Have you ever walked into a store – looking for a pair of shoes, headphones or a microwave oven – and popped out your smartphone to compare the prices online? Well, I have started doing that way too often – experience offline, research and buy online.

My friend Annkur, who runs targets customers who research online and buy offline. But that doesn’t work for me, much. However, the fact that he’s doing well for himself shows that there are enough people who choose this route!

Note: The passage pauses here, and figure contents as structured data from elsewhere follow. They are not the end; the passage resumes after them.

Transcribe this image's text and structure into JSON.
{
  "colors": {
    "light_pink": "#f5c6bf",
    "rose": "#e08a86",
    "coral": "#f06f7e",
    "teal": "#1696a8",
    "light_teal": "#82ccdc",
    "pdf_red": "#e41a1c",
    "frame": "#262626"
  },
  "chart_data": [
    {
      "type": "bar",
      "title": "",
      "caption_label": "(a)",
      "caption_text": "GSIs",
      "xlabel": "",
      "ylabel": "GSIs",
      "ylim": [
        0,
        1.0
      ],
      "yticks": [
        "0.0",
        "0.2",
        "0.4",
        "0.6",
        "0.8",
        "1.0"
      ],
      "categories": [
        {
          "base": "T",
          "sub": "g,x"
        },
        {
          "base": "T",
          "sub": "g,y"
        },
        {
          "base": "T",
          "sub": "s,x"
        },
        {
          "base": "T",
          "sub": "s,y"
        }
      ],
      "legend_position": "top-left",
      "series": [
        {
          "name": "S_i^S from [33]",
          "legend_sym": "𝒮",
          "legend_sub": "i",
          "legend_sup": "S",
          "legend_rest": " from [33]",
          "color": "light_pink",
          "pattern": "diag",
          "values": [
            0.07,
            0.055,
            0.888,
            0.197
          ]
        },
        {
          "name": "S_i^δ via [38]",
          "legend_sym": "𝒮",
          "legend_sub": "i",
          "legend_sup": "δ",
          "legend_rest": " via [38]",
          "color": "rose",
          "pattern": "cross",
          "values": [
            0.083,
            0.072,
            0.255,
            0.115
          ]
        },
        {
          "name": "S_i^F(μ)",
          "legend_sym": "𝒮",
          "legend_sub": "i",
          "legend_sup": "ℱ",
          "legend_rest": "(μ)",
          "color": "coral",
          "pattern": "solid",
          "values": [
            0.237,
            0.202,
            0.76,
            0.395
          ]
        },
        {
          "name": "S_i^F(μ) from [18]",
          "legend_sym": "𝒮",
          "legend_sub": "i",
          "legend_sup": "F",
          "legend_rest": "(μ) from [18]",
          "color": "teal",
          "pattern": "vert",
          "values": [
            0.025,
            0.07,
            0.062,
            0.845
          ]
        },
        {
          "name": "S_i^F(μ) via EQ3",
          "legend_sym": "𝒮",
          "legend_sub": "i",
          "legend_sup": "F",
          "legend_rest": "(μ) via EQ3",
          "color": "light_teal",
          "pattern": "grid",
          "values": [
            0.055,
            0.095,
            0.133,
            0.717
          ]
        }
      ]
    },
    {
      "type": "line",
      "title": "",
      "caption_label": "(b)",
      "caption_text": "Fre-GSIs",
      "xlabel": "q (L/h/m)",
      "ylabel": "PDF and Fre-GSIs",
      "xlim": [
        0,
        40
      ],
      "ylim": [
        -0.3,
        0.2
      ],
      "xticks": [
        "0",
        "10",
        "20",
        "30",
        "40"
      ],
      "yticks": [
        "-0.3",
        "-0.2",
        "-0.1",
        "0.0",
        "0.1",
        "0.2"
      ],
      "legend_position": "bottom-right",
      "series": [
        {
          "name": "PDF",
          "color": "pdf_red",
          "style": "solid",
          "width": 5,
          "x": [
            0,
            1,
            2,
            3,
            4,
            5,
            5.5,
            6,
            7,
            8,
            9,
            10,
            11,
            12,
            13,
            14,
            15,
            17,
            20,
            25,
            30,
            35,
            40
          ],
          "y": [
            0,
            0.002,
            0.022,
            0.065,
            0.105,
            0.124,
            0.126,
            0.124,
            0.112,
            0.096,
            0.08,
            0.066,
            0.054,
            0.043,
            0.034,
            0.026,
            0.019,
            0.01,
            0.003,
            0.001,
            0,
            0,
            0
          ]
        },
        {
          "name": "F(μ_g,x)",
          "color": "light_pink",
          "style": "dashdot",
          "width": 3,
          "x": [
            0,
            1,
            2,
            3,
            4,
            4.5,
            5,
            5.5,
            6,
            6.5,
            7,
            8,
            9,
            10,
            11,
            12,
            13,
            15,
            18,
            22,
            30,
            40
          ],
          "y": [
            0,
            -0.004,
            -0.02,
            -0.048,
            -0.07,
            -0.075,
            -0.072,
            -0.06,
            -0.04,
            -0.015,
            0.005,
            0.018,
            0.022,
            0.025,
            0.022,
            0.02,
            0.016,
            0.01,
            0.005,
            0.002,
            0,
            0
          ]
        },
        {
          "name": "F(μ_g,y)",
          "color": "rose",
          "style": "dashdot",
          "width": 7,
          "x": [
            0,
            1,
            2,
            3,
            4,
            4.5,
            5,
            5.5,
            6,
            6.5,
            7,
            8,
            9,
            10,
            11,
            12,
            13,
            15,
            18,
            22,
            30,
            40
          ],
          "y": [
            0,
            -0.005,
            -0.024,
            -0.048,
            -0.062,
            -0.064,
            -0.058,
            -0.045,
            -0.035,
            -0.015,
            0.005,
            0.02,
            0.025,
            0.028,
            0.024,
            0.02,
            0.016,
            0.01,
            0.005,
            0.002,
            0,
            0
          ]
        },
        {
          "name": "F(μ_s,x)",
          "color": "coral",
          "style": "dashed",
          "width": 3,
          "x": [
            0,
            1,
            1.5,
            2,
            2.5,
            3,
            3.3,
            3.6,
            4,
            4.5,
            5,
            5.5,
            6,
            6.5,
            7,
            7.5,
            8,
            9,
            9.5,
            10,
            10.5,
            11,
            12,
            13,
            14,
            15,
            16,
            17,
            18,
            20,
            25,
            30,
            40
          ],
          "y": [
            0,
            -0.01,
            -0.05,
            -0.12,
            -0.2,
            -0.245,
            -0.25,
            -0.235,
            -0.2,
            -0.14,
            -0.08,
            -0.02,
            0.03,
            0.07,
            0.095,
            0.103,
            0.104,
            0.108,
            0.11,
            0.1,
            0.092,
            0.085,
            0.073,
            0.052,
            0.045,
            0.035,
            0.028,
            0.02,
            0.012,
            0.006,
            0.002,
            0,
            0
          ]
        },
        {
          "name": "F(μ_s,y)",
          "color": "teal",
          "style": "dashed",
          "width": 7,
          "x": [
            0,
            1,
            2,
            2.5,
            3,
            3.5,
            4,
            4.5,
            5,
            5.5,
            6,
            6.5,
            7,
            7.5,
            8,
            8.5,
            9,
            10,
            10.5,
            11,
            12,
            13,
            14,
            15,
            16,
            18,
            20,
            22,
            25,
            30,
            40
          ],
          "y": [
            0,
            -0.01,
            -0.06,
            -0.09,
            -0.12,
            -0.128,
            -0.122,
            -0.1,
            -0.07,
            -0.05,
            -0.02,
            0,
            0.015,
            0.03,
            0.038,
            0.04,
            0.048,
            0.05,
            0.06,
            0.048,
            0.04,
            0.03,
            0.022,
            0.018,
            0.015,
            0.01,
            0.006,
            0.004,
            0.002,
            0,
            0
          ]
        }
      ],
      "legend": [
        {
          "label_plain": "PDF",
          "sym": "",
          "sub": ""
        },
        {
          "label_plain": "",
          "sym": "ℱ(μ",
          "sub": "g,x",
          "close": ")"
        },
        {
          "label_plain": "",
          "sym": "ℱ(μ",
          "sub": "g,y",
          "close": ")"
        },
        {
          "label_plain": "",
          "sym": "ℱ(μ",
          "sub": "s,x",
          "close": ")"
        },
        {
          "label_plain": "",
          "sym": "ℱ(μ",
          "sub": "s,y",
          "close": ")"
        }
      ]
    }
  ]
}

I am a fan of Tom Fishburne’s marketoons and earlier this year, he published one titled – Showrooming.

130121.showroomingThat’s exactly how I am when it comes to experiencing retail. I know it’s sad, but I look at it in a different way. It’s an evolution and retailers need to address this in a better way – offer a better experience offline, if not a better price. More than anything else it’s a marketing problem!

In India, it’s very rare that the in-store experience is good enough to swipe my card at the store, unless of course there is a dire sense of urgency, or a better price available (which is rare). For a lot of things including electronics, clothes, groceries and books (for gifts, I use a Kindle for myself – I prefer to shop online. The reason are pretty straightforward – better pricing, great return policy (esp. with Myntra and Flipkart) and convenience of ordering it online.

Additionally, one great thing about online shopping is the availability of discount coupons. I usually find them at one of the coupon sites. Recently, I tried Flipit for recharging a mobile connection on Paytm and I liked their interface. In the past, I got some good discount coupons for eBay on CouponDunia. There are bunch of such sites that let you save an additional 5-15% when you use the coupon.

Having said that, I still prefer to buy a Bose or an Apple product off the stores (In India, they’re apple retailers, not official stores but still!) – just because I like experiencing these products at the store and it’s difficult to resist the urge of walking out of the store with the product I am sold on. Ordering it online and waiting for another 2-3 days to get it is a clear no in such cases.

On a related note, here’s a nice deck on The Zero Moment of Truth

It’ll be an interesting trend to watch how offline stores save themselves from showrooming. What’s your take on that?